Quinze estudantes de Mato Grosso do Sul conquistaram, em 2026, uma classificação inédita para a etapa presencial da Olimpíada Brasileira de Tecnologia, a OBT. A conquista, alcançada por alunos do CEAM, o Centro Estadual de Atendimento Multidisciplinar para Altas Habilidades e Superdotação, representa o maior resultado da história da instituição em uma competição nacional de tecnologia. O problema é que o mérito, sozinho, não garante passagem. Este artigo analisa o impasse financeiro que ameaça a participação desses jovens, o que ele revela sobre as lacunas do apoio público à educação de excelência no Brasil e por que esse debate vai muito além de uma viagem a São Paulo.
O Feito e o Obstáculo
Os classificados têm entre 12 e 16 anos e cursam do oitavo ano do ensino fundamental ao segundo ano do ensino médio. Para chegar até aqui, percorreram as três etapas da competição: identificaram um problema vinculado aos Objetivos de Desenvolvimento Sustentável da ONU, desenvolveram um protótipo de aplicativo e agora precisam apresentar o produto finalizado presencialmente, entre os dias 27 de julho e 1º de agosto, em São José dos Campos. A fase exige presença física e, com ela, despesas reais com inscrição, transporte, hospedagem e alimentação. O custo estimado para levar os quinze alunos e a professora responsável pelo acompanhamento gira em torno de 45 mil reais, cerca de 3 mil por estudante.

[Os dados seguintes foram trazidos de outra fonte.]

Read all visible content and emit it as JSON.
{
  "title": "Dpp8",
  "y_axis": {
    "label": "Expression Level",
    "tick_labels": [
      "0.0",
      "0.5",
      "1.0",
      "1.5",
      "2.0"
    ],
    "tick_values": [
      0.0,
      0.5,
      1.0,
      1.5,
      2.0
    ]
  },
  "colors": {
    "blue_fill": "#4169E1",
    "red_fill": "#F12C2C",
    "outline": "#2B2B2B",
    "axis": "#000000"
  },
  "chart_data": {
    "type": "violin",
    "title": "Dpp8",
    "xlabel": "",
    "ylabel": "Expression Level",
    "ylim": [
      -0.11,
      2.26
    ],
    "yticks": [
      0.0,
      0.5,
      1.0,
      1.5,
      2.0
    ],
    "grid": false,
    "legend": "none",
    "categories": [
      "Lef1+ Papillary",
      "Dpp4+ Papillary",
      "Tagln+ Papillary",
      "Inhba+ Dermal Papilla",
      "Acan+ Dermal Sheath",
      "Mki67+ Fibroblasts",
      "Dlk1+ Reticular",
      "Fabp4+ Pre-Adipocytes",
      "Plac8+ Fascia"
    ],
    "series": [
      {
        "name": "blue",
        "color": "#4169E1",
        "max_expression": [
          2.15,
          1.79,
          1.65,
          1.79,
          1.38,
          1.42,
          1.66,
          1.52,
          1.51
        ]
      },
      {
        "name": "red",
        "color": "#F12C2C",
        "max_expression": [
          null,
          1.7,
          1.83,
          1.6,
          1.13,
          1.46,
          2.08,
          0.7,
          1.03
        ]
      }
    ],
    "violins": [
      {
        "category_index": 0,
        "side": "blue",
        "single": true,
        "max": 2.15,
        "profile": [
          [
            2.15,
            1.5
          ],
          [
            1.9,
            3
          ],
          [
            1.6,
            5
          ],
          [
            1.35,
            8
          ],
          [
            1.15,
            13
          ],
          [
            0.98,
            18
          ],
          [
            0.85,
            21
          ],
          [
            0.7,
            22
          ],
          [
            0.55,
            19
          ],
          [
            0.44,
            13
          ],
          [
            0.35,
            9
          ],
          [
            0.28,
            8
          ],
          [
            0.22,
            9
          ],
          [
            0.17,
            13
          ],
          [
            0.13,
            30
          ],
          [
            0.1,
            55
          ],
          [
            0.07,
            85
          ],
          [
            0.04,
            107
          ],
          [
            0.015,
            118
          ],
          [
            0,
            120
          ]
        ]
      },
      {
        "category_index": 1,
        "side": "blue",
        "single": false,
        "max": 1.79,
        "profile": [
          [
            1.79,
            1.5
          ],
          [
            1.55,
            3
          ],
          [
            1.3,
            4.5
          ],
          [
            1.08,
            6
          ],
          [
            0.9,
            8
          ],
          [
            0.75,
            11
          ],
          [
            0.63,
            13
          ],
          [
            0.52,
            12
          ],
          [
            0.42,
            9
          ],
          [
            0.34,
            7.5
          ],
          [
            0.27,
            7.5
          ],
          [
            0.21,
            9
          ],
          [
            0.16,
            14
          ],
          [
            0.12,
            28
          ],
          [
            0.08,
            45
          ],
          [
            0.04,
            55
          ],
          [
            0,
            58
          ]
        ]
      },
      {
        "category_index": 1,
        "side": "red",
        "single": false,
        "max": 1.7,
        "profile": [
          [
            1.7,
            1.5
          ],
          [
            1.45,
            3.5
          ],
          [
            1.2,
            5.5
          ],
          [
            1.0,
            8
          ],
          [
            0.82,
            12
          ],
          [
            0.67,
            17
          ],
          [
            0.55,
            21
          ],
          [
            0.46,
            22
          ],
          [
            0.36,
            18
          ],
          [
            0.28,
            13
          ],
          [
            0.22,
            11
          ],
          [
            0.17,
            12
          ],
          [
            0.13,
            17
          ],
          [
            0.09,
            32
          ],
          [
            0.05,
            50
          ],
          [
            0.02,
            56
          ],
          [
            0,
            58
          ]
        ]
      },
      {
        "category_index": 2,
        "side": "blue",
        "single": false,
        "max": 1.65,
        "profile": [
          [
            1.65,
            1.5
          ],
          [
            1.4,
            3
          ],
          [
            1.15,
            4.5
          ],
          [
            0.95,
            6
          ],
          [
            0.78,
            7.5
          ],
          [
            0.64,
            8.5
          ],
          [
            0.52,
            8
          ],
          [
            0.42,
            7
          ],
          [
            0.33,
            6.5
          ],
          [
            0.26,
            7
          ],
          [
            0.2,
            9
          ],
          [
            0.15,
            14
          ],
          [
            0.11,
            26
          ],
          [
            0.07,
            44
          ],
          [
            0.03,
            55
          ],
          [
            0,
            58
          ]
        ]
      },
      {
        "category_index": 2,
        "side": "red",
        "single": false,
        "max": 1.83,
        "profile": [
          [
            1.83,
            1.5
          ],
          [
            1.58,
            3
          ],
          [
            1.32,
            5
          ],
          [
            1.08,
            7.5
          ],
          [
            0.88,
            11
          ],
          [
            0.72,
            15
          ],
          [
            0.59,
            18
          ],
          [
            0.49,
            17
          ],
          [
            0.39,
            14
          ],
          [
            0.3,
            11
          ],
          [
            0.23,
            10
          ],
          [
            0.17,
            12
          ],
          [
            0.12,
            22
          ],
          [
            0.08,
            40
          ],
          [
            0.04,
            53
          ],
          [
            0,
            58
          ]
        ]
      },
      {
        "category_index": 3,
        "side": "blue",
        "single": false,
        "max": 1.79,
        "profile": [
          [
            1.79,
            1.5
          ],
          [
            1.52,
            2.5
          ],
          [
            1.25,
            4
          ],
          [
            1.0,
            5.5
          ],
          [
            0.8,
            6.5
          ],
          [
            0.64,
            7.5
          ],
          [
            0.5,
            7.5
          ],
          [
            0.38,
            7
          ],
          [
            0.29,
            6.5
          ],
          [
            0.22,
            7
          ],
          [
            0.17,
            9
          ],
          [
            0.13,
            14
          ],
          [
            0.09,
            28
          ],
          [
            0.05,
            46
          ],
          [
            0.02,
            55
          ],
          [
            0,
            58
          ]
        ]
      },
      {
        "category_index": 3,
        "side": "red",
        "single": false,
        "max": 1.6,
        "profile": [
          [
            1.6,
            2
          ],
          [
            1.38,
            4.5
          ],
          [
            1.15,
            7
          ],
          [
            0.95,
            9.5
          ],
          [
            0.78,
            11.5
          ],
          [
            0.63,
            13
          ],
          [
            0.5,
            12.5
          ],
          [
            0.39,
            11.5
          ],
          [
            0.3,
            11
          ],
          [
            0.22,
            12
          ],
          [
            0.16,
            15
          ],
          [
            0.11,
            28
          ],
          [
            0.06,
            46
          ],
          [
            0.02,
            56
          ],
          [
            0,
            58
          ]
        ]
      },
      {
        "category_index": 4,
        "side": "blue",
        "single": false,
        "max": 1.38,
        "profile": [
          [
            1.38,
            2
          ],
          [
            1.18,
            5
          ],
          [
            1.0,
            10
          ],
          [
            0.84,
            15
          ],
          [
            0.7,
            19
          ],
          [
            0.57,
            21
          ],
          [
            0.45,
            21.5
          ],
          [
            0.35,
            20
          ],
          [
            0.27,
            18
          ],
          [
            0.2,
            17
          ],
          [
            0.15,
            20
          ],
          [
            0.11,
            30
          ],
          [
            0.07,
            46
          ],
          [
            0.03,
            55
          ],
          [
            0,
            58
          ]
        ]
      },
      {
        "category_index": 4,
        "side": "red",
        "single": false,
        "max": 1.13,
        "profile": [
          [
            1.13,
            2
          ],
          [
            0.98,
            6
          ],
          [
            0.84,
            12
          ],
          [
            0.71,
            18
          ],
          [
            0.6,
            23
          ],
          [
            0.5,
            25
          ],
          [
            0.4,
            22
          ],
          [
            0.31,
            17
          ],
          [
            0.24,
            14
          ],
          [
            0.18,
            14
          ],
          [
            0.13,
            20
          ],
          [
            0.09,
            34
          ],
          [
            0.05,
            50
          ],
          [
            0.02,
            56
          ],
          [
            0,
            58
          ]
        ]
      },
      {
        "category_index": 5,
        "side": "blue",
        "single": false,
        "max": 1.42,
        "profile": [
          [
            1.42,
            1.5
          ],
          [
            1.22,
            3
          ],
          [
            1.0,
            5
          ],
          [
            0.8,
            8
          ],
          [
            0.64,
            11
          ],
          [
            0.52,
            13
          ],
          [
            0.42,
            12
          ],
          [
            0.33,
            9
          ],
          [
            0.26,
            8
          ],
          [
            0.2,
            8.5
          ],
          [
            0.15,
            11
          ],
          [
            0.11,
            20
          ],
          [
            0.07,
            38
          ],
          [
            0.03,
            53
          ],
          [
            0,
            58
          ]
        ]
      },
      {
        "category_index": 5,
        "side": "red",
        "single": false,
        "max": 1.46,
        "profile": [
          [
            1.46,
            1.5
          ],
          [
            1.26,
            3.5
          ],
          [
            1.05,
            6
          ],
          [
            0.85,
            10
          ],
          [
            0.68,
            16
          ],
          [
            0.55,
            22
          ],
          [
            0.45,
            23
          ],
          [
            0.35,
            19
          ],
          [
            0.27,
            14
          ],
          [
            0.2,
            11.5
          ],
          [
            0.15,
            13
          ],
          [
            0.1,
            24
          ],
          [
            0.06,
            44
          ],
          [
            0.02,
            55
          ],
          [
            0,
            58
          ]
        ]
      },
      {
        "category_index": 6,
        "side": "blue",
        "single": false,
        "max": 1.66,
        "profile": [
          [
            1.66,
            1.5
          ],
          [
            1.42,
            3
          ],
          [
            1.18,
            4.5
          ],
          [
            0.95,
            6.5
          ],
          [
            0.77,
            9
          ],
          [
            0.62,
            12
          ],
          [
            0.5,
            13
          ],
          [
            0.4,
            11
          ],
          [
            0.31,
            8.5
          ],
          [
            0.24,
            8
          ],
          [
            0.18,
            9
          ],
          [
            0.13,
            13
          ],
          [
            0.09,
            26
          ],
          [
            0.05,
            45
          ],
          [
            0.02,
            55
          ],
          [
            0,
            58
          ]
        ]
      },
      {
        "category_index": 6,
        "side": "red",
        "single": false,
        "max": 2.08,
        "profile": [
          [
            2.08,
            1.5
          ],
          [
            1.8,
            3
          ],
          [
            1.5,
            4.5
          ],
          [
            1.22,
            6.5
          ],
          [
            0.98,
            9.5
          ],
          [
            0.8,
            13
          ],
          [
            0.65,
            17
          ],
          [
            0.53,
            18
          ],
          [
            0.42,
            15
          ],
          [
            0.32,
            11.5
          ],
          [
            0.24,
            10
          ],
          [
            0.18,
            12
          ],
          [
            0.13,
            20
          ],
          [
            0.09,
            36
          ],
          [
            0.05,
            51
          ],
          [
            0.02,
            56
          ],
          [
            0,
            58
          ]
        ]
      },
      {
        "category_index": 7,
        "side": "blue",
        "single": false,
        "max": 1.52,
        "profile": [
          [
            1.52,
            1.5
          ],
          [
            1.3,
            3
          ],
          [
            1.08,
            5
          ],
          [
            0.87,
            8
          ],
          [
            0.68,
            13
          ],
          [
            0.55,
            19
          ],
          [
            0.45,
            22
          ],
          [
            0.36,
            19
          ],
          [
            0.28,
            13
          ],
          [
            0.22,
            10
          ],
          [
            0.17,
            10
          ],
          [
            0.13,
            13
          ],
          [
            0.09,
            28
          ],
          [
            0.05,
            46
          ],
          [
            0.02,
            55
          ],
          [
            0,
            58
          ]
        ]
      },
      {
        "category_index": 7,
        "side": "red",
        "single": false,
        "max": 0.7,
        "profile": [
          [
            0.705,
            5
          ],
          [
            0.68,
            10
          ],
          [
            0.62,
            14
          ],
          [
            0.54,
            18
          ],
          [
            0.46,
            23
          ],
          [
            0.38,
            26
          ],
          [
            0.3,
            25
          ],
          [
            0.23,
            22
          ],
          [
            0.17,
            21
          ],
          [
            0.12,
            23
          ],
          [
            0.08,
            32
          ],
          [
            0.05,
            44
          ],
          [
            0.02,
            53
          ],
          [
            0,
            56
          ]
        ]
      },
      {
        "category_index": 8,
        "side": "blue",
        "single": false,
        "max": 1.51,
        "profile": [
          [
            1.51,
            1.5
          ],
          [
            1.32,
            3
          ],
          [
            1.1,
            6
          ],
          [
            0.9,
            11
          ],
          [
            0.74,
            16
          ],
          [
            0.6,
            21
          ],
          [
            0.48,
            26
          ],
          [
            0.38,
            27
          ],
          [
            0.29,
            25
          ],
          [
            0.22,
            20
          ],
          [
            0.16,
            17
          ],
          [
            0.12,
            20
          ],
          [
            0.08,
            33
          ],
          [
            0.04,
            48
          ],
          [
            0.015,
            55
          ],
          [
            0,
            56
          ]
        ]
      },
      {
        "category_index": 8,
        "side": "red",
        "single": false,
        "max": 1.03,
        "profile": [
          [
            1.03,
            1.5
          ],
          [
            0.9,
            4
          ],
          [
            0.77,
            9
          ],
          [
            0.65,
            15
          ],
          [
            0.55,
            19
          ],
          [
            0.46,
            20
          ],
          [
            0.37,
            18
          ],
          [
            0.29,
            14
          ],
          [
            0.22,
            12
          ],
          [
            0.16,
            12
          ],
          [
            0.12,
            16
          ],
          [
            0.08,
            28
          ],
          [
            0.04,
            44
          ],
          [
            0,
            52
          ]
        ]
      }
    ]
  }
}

A Secretaria de Estado de Educação de Mato Grosso do Sul sinalizou que financiará a participação de apenas três desses jovens, os únicos matriculados em escolas da rede estadual. Os outros doze, vinculados a instituições privadas ou federais, ficaram de fora do suporte oficial. O argumento é estritamente formal: a pasta não pode custear despesas de alunos que não pertencem à sua rede de ensino. Juridicamente, a posição é compreensível. Pedagogicamente e moralmente, deixa muito a desejar.
O Paradoxo do Talento Sem Suporte
O CEAM foi criado justamente para identificar e desenvolver estudantes com altas habilidades e superdotação, independentemente de qual rede de ensino eles estejam matriculados. Trata-se de uma política de Estado voltada para o potencial humano, não para a burocracia administrativa. Nesse sentido, financiar o CEAM para identificar talentos e depois abandoná-los no momento em que precisam de suporte concreto para mostrar esse talento ao país é uma contradição difícil de sustentar.
O que as famílias enfrentam hoje é uma versão bastante comum de um problema estrutural do sistema educacional brasileiro: a distância entre o discurso institucional de valorização do talento e a prática cotidiana de apoio a esses jovens. Programas de identificação de altas habilidades existem, competições nacionais acontecem, classificações são conquistadas, mas, no momento em que a participação demanda recursos financeiros, o Estado recua para sua zona de conforto burocrática.
O Que Está Sendo Perdido
Há uma dimensão simbólica nessa situação que não pode ser ignorada. A OBT não é uma competição qualquer. Ela envolve o desenvolvimento de soluções tecnológicas para problemas reais do mundo contemporâneo, conectados à agenda global de sustentabilidade. Jovens que chegam à fase presencial desse tipo de torneio carregam consigo uma capacidade de resolução de problemas, pensamento computacional e visão sistêmica que são exatamente as competências que o mercado de tecnologia e o setor público mais precisam nas próximas décadas.
Deixar esses estudantes de fora por falta de 45 mil reais é, portanto, muito mais do que uma injustiça pontual com quinze famílias. É um sinal sobre as prioridades reais de uma sociedade que declara querer investir em inovação e tecnologia, mas encontra brechas formais para se esquivar quando o custo da coerência se torna concreto.
A Saída Possível e a Lição Necessária
As famílias estão organizando campanhas de arrecadação para cobrir as despesas não financiadas pelo poder público. É uma solução viável no curto prazo, mas que expõe uma engrenagem perversa: o ônus de garantir o acesso à excelência educacional recai sobre os pais, em muitos casos sem as condições financeiras adequadas para isso. Uma mãe autônoma que precisa montar uma campanha de doações para que o filho possa representar o estado em uma olimpíada nacional de tecnologia é a face mais concreta de um sistema que falha onde mais deveria funcionar.
A situação exige uma resposta mais abrangente, que passe pela criação de fundos interinstitucionais de apoio a estudantes de alta performance, independentemente da rede à qual estão vinculados. Países que levam a sério sua agenda de inovação tratam esses jovens como patrimônio público. O Brasil ainda precisa decidir se vai fazer o mesmo, ou se vai continuar deixando essa conta para as famílias pagarem.